Creating Extractor

Hello everyone,

can someone explain to me what I’m doing wrong?

I wanted to write an Extractor for the line:

nginx: - - [25/Mar/2022:13:18:57 +0100] "POST /ifstats.php HTTP/2.0" 200 215 "" "Mozilla/5.0 (X11; Linux x86_64; rv:78.0) Gecko/20100101 Firefox/78.0"

and setup my extractor the following way:

After that it adds the field source, but nothing else. Any Hints what I’m doing wrong?


Hello && Welcome @Gamienator

It very hard to see you screen shoot even after I enlarge it.

What kind of extractor are you using (i.e. regex, grok, etc…)?
I assume you only want the field created if it has a specific string?
When this extractor was configured did you test it out , and were the results conclusive?

For example /w regex, shown in red box.

If this is correct, then I would look into Date/time when the message was sent and received.
Perhaps some testing on a message. Find the message that would have these details and test it against the extractor again, also look at timestamp. It might be extracting it in the future, so perhaps that’s why unable to see it. Just a guess.

EDIT: I put my glasses on and found something.
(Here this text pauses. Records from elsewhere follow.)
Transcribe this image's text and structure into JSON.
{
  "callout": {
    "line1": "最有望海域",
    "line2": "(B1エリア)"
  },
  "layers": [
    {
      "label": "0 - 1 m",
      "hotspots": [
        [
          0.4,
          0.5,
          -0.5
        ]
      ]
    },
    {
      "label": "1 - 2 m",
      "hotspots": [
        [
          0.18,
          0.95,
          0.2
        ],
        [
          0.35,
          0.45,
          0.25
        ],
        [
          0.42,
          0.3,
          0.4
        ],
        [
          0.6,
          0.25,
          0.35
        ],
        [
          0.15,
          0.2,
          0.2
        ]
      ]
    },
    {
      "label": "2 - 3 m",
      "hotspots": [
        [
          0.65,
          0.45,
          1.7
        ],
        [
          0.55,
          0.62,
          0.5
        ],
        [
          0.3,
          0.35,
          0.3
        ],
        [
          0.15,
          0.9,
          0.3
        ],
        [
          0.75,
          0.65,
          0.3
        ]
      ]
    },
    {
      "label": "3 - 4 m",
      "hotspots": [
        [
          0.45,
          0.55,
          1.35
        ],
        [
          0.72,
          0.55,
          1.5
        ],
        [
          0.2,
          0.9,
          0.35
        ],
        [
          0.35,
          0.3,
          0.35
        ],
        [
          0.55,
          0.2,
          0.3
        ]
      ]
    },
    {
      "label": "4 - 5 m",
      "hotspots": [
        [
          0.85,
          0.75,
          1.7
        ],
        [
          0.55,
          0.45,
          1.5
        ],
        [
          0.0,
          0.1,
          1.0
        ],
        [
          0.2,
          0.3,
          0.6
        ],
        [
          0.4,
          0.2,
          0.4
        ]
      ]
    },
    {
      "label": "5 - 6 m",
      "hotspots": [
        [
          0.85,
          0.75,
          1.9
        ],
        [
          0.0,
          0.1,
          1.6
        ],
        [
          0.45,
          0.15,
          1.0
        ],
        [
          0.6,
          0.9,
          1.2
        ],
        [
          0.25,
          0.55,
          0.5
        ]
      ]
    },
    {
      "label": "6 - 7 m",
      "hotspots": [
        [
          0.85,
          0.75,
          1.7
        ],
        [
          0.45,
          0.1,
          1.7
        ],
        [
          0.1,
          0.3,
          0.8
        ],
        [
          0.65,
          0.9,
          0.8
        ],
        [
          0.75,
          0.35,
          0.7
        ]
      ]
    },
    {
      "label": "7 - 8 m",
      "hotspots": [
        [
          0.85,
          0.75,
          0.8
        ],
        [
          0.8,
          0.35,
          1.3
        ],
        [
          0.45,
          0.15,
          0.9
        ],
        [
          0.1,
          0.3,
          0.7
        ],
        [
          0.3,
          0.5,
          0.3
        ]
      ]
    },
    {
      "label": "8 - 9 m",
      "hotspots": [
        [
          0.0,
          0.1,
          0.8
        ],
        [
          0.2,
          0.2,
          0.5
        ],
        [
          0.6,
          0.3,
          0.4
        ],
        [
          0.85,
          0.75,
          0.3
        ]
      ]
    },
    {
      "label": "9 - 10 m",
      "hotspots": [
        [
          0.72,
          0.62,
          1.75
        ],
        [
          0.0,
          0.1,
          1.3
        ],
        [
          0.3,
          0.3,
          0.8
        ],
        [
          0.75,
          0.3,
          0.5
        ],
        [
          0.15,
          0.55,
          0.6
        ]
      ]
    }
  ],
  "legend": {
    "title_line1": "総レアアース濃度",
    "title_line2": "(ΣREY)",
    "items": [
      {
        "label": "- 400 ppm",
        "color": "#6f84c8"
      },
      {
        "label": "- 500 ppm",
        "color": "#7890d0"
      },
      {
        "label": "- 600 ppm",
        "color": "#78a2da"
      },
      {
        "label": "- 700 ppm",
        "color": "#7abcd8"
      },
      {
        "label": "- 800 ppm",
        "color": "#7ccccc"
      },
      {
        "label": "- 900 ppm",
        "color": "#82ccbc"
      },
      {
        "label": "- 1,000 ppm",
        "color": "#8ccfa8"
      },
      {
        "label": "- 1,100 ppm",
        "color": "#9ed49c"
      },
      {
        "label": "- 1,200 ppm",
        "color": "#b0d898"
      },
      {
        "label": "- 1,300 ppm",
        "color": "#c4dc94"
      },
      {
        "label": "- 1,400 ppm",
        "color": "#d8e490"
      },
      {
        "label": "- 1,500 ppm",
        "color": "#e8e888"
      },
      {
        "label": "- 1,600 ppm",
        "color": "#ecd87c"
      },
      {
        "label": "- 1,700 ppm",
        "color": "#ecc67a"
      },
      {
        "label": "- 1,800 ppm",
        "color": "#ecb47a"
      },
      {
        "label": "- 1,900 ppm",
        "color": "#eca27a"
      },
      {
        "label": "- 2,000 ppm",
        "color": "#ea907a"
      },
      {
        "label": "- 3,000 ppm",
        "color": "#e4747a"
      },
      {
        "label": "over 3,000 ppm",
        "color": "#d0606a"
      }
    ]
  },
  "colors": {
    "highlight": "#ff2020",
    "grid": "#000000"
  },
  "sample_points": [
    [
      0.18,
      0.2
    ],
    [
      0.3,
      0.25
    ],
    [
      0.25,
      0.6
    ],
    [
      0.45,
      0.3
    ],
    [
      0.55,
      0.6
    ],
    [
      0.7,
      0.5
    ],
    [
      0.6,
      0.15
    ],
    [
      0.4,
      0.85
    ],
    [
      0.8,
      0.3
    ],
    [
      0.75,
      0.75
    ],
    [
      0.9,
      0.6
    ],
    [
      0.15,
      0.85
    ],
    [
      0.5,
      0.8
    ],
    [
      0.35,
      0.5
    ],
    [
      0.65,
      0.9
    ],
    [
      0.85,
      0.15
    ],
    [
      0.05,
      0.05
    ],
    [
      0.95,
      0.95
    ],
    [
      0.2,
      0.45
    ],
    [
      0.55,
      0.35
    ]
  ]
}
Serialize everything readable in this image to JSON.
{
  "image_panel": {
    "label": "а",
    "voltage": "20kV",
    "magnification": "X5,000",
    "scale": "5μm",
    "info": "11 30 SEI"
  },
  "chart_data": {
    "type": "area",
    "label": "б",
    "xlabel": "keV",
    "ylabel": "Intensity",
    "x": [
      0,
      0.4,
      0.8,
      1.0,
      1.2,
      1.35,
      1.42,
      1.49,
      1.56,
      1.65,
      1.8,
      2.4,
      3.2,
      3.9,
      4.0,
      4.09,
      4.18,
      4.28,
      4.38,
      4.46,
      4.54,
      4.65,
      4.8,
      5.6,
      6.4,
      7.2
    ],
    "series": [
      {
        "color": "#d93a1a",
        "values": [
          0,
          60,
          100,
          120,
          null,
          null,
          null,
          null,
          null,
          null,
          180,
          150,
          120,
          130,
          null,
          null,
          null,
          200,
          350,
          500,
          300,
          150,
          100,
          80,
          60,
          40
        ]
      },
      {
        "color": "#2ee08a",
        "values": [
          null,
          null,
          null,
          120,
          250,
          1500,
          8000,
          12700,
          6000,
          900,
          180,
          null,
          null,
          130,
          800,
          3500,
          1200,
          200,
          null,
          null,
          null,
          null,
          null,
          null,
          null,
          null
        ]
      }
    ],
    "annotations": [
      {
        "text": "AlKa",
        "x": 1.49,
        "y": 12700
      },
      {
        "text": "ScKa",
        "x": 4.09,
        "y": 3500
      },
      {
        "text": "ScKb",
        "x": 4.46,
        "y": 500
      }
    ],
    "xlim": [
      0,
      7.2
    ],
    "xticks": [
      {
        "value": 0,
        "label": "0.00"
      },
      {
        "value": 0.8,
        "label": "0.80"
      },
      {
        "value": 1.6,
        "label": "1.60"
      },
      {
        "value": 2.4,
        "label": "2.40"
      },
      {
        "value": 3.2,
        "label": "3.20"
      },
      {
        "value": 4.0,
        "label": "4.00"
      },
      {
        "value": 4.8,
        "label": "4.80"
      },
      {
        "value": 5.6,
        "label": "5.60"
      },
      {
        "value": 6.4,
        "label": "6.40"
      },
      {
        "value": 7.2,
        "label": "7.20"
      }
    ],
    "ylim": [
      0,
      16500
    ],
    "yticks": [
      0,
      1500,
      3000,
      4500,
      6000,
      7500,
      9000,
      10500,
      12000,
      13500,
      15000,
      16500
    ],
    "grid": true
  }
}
Try using another field “NAME” instead of source, perhaps something like source1 or database1. It might be conflicting with your index template which also by default has a field called source.

Hey there,

I tried it. Still not working. Do I have to escape the spacebar? I don’t think so. I already checked for future messages and still not working. Maybe I should invest some time into GROK Pattern. :thinking: But this is also irritating for me :smiling_face_with_tear:

What did you try? and what was the out come?
Did you wait after the new configuration and give it enough time to generate the new fields?

Not sure what you mean, can you explain this?

Its your configuration made, show us what you did and perhaps a clearer screenshot. If your having this issue with now , I don’t think GROK might help you, Its a derivative from regular Regular expression.

To help you further we would need more information then " I tried it and does work".

Sorry @gsmith,

was a long day for me yesterday but happy to see you answering :slight_smile:

So to get you up to date my upper example with nginx got a solution from the marketplace, but now I have to write an extractor for dhcp. Example Message:

<190>Mar 26 08:12:38 dhcpd[29645]: DHCPOFFER on to 56:fa:3e:4a:a9:42 (UPCGW_A942) via vtnet0

As you suggested I tried a different NAME:

And after the time, it generates in the result only the field dhcp_offer

which indicates to me, that it only progress the index, that was written in the Target index and discards everything else on the message.

I hope this time the screenshots are clearer :slight_smile:


Now I see your using a split Index extractor? I haven’t used that before.

I’m also seeing two different logs, One from Nginx and another that like like a firewall.

Correct me if I’m wrong, what needs to be done is extract the string DHCPD from the message field and create a field. Could use a regex extractor.

What I did was upload you last message above to my lab server.
Created a regex extractor.
Tested to insure the configuration were correct.

Example Completed

This is all I can do for you, perhaps it will help. If not you have to explain and show what your doing.


Thanks again!

I invested a lot of time aswell and found the way to use GROK patterns yesterday. For me I thought Split Index is the same way python uses Split, by putting every word into a list :slight_smile:

But since Getting an idea how GROK works I can write my own extractors now :slight_smile: Thank you again!

1 Like

Awesome, Glad you got it to work :+1:

Couple things you should be aware of is sometimes if a GROK pattern is configured incorrect you may experience some issues like memory, dashboards loading slowly, etc… One thing I do like about GROK is I can save the patterns and use them on other INPUTs and/or Pipelines if needed. Lately I’ve have been only using Regex.

This topic was automatically closed 14 days after the last reply. New replies are no longer allowed.